Boyd and her oldest son DeAndre were main characters in The Corner, an acclaimed book and subsequent HBO miniseries that explored the drug life on a beleaguered corner in West Baltimore. Burns was a co-author of the book with former Sun reporter David Simon.

DeAndre, who had recently finished a yearlong prison term, didn't attend the seminar because he had just started a new job, Boyd said.

"I have 100 teen-agers here. And I know for a fact that some of them have tried marijuana," Tisha Edwards, the school's principal, said to Boyd.

"If you had one opportunity to look a student in the face that you knew was on the path that you led, what would be the one thing that you would say to these young people?"

Boyd's response was unequivocal.

"If you tried it, don't try it again. I am living proof that marijuana will take you to another level," she said. "And after a while, the marijuana is not going to be enough. ... I never want to live that life again."

Burns was just as direct.

"The `corner' never loses," he warned them. "Anybody in here who thinks that they are going to beat the corner -- no one beats the corner. The best drug dealers fall or get killed. The addicts just get worse and worse."

Although life inside the Baltimore Freedom Academy looks nothing like life on the streets -- most of the academy's students have parents who are involved in their lives and come from relatively stable homes -- Edwards said she was surprised to learn that the street's influences creep into her school every day.

`Children are children'

During a training session over the summer, before the school opened its doors to 105 freshmen from around the city, Burns asked the school's staff to consider how they would prevent the "corner" kids from influencing the "stoop" kids -- those who see the drugs and crime, but don't get involved.

"When I originally heard that, I was offended and personally insulted because I didn't look at kids like that. I thought, `Children are children. They should not be stereotyped that way,'" Edwards said. "The reality of it is, there is a difference and I do have corner kids here. And those corner kids do have an influence."

Shavaughna Bowen, 14, knows that firsthand.

After the seminar, Shavaughna walked over to Burns as he was packing to leave and softly asked him how she could get one of her friends -- a Freedom Academy student -- to stop selling drugs.

"He's one of the smartest boys I know," she said sadly.

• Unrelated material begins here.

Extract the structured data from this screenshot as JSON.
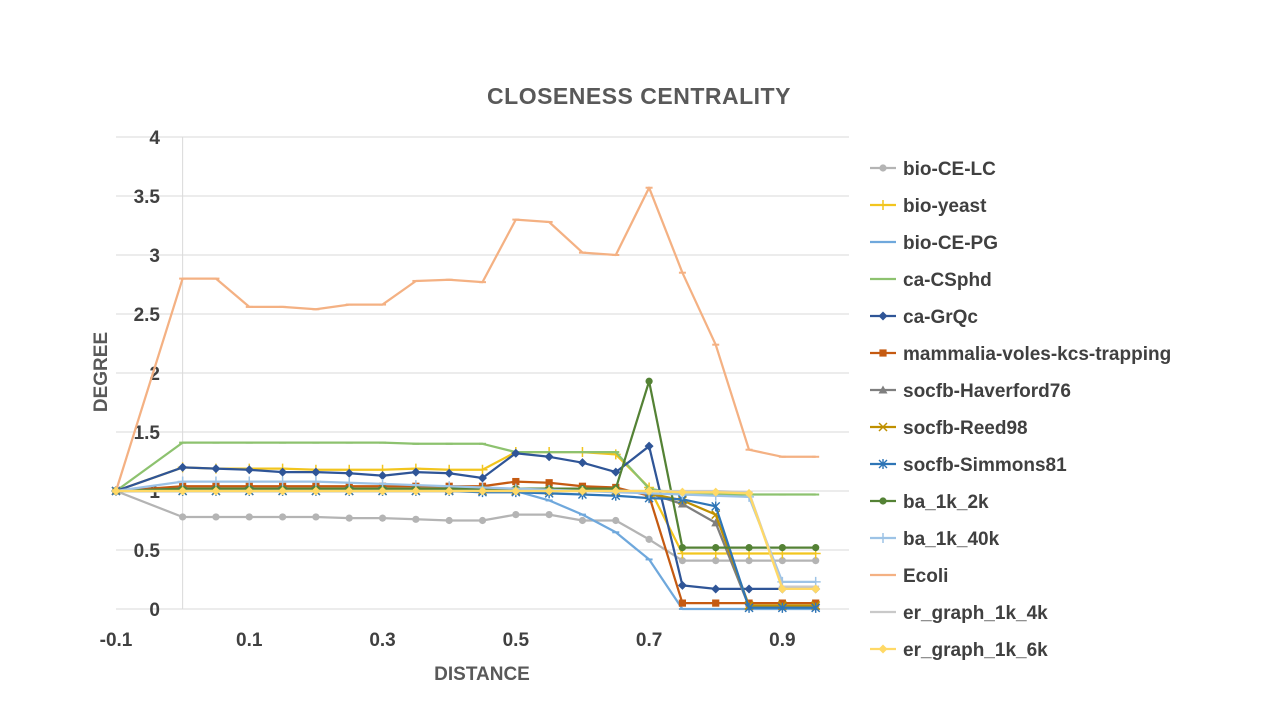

Burns told her the money that her friend is probably making makes him unable to see things clearly.

He told Shavaughna the most important thing was to not allow her friend to change her.

"Don't you get entangled in it because it's a vortex. It'll suck you right down," he said, as the tears welled up in Shavaughna's eyes. "You're too valuable to be tripped up."

Shavaughna took Burns' advice and autograph. "I'm going to keep it, and I'm going to show it to my kids and my grandchildren," she said.

Other Freedom Academy students, however, missed the important messages the school's staff had hoped they'd glean.

A handful of freshmen doodled on notepads, talked to friends or dozed off, as Boyd and Burns tried to save them with honesty.

"I see myself in them," said Boyd, who has been drug-free for six years and is an activist in Baltimore County focusing on drugs and HIV awareness.

"You look out there and you see the ones that's paying attention and you see the ones that's not paying attention. The one that wasn't paying attention -- that was me. And you just wish you could say something to get through to them."